Bunca hengâmenin arasında bir de Kıbrıs görüşmeleri yapılıyor. Aslına bakarsanız müzakerelerden bir sonuç çıkmasını sanırım kimse beklemiyor. Tarafların iddiaları zaman içinde bırakın uyumlu hale gelmeyi daha da birbirinden uzaklaştı. Çözüm arayışını gerekli veya mecbur bırakacak uluslararası ortamdan da söz edemeyiz. Mesela, son yıllarda ABD ve AB'nin küresel siyaset üzerindeki etkinliği azaldıkça bu tür müzakere süreçleri de anlamını yitirdi.
Ama Kıbrıs konusunda eski bir alışkanlık var ve bu alışkanlık devam ediyor. Aslında ilk günden bu yana taraflar pek çözüm ihtimali görmese de müzakereleri sürdürmüştür. Çünkü görüşmeleri kesmek, masadan kaçan taraf olarak ilan edilme riskini de barındırır. Erken dönem müzakerelerinde Türk tarafı ağır baskı altındaydı. Seksenler ve doksanlar boyunca bu nedenle Türk tarafı hep masadan kaçan taraf olarak gösterilmiştir. Bu çıkmaz bir yol gibiydi. Türkiye bir yandan masadan kaçmadığını göstermenin peşindeydi, bir yandan da masada kazanamayacağı çok belliydi.
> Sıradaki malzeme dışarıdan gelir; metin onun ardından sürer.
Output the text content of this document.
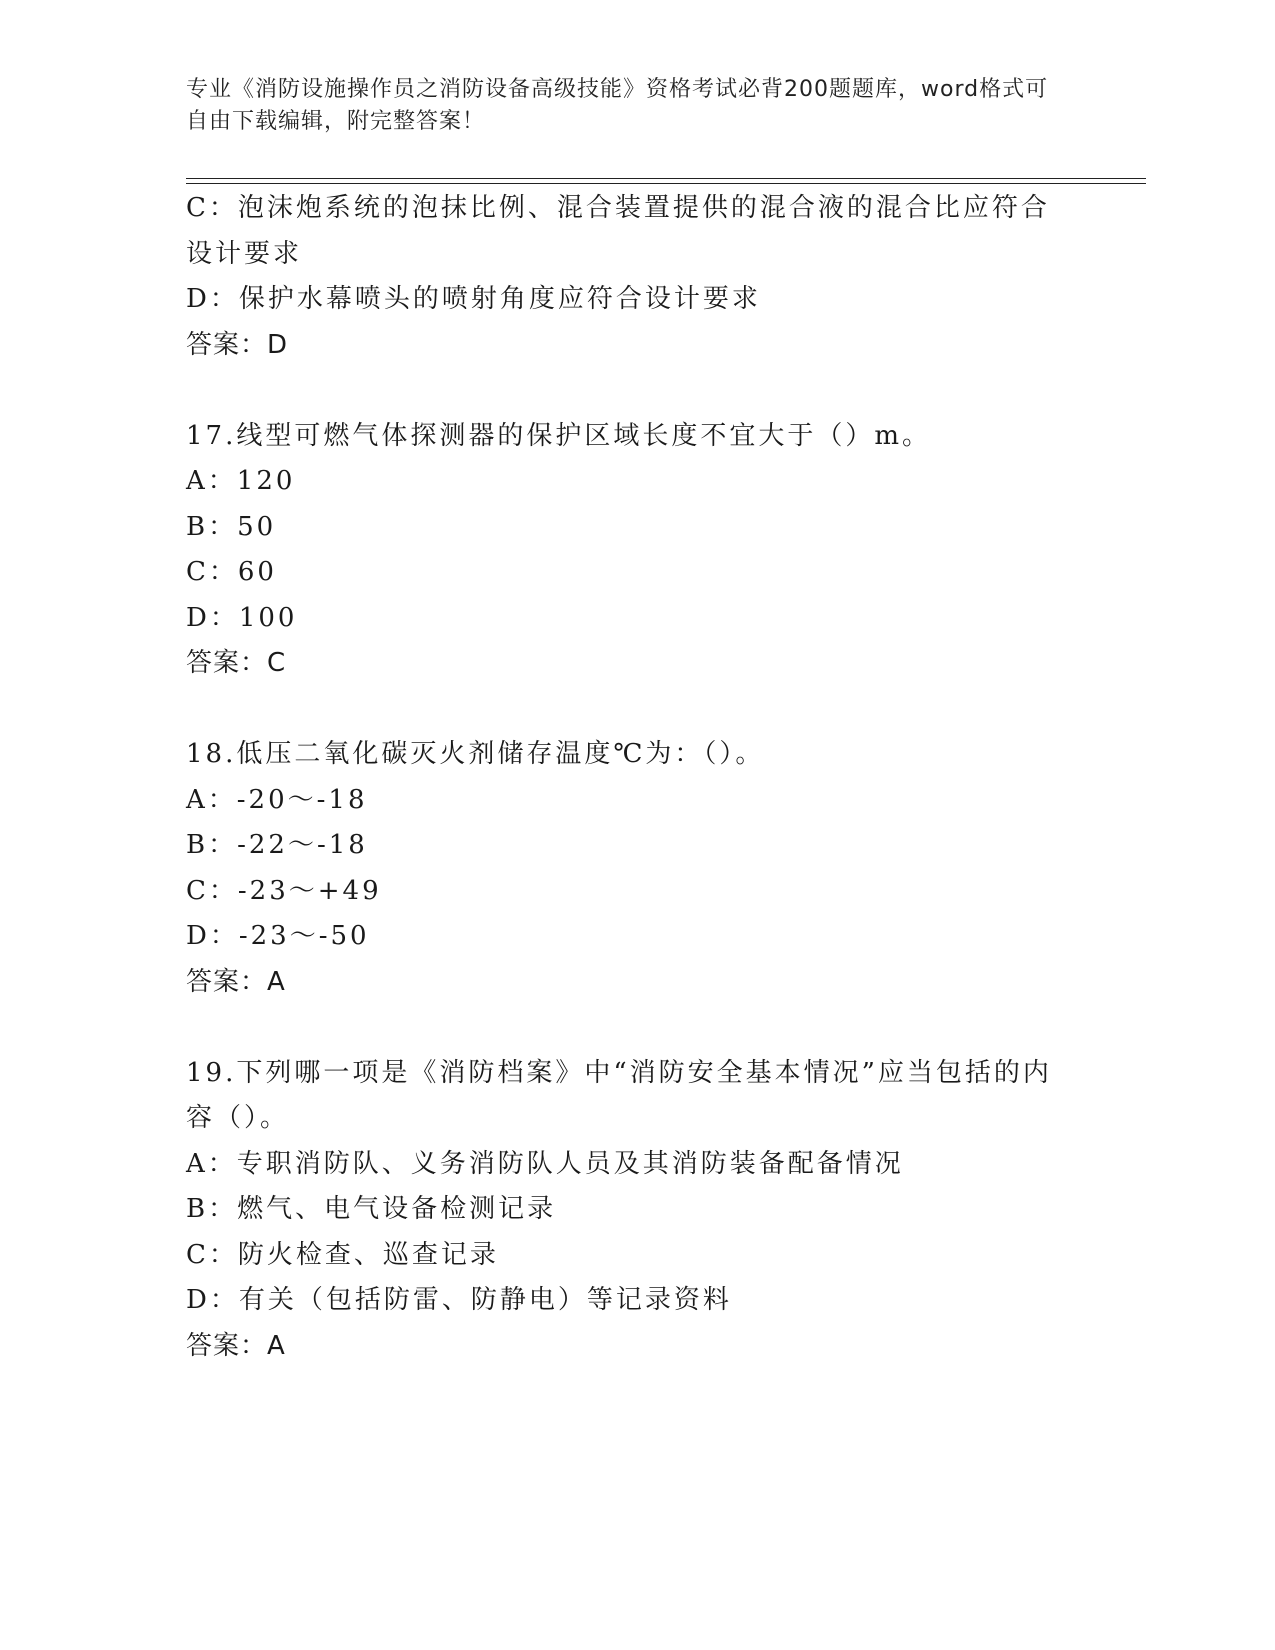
专业《消防设施操作员之消防设备高级技能》资格考试必背200题题库，word格式可自由下载编辑，附完整答案！
C：泡沫炮系统的泡抹比例、混合装置提供的混合液的混合比应符合设计要求
D：保护水幕喷头的喷射角度应符合设计要求
答案：D
17.线型可燃气体探测器的保护区域长度不宜大于（）m。
A：120
B：50
C：60
D：100
答案：C
18.低压二氧化碳灭火剂储存温度℃为：（）。
A：-20～-18
B：-22～-18
C：-23～+49
D：-23～-50
答案：A
19.下列哪一项是《消防档案》中“消防安全基本情况”应当包括的内容（）。
A：专职消防队、义务消防队人员及其消防装备配备情况
B：燃气、电气设备检测记录
C：防火检查、巡查记录
D：有关（包括防雷、防静电）等记录资料
答案：A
Bu imajı kırmak adına ilk adım Annan Planı çerçevesinde yapılan görüşmelerde gündeme geldi. Rumlar, Türk tarafının müzakereleri sonuna kadar götüremeyeceğini düşünüyordu. Türkiye ise Rumların son anda Annan Planı'ndan kaçacağını düşünüyordu. Bu nedenle Türk tarafı, Annan Planı'nı çok istemese bile desteklemek durumunda kaldı.
Böylece masadan kaçan tarafın Rumlar olduğu iddia edilecek, AB'nin tehdidi de boşa çıkarılmış olacaktı. Çünkü AB, Kıbrıs'a hızlı bir çözüm istiyordu ve Türk tarafı çözüme yanaşmazsa Kıbrıs Rum Kesimi'ni tek taraflı AB'ye kabul edeceği tehdidini ima ediyordu. Annan Planı, Rumlar tarafından reddedilince artık kimse Türkiye'yi suçlayamadı. Ama AB planını da değiştirmedi. Tüm olup bitene rağmen Rum tarafını AB'ye dahil etti.
İKİ DEVLETLİ ÇÖZÜM
O tarihlerde belki de gerçekten Türk tarafında federasyon fikrini ve Annan Planı'nı benimsemiş kimseler olabilir. Fakat ana eğilimin, baskılardan kurtulmak için suçu Rum tarafına atma çabası olduğunu söylemek daha doğru olur.
Bugün geriye dönüp baktığında hem Rumlar hem de AB son derece pişman olsa gerek. O zaman Türkiye'nin elinin tehditlere karşı oldukça zayıf olduğu bir dönemdi. Şimdi sadece Doğu Akdeniz hesapları üzerinden bakıldığında bile Kuzey Kıbrıs'ın varlığının hayati bir rol oynadığı açık biçimde ortada.
Bu nedenle Türk tarafı da artık eli yükseltiyor. Şimdi federasyon değil iki devletli çözüm istiyor. Bir zamanlar teklif dahi edilemeyen şeyler şimdi konuşulur hale geldi. Öyledir zaten. Konuşuldukça alışılır. Yeri gelir, bir zamanlar federasyonun tartışıldığı bile unutulmaya yüz tutar.
Bu anlamda Türkiye'nin elini güçlendiren iki faktörden bahsedilebilir. Birincisi, Annan Planı dahil her türlü federasyon arayışının başarısızlıkla sonuçlanmış olması Türkiye'yi haklı konuma getiriyor. İkincisi, Türkiye 2004 yılına oranla çok daha güçlü ve dirençli. "AB'yi üzersek işimiz biter" inanışı ortadan kalktı.
Şimdi iki devletli çözüm fikri cesurca dile getirilebilir. Tabii bu da hemen karşılığını bulacak değil. Bazen, hatta uluslararası ilişkilerde çoğunlukla, çözümsüzlük çözümdür. Önemli olan bu müzakerelerden çözüm çıkıp çıkmaması değil. Önemli olan konunun yeni bir boyuta taşınmış olmasıdır.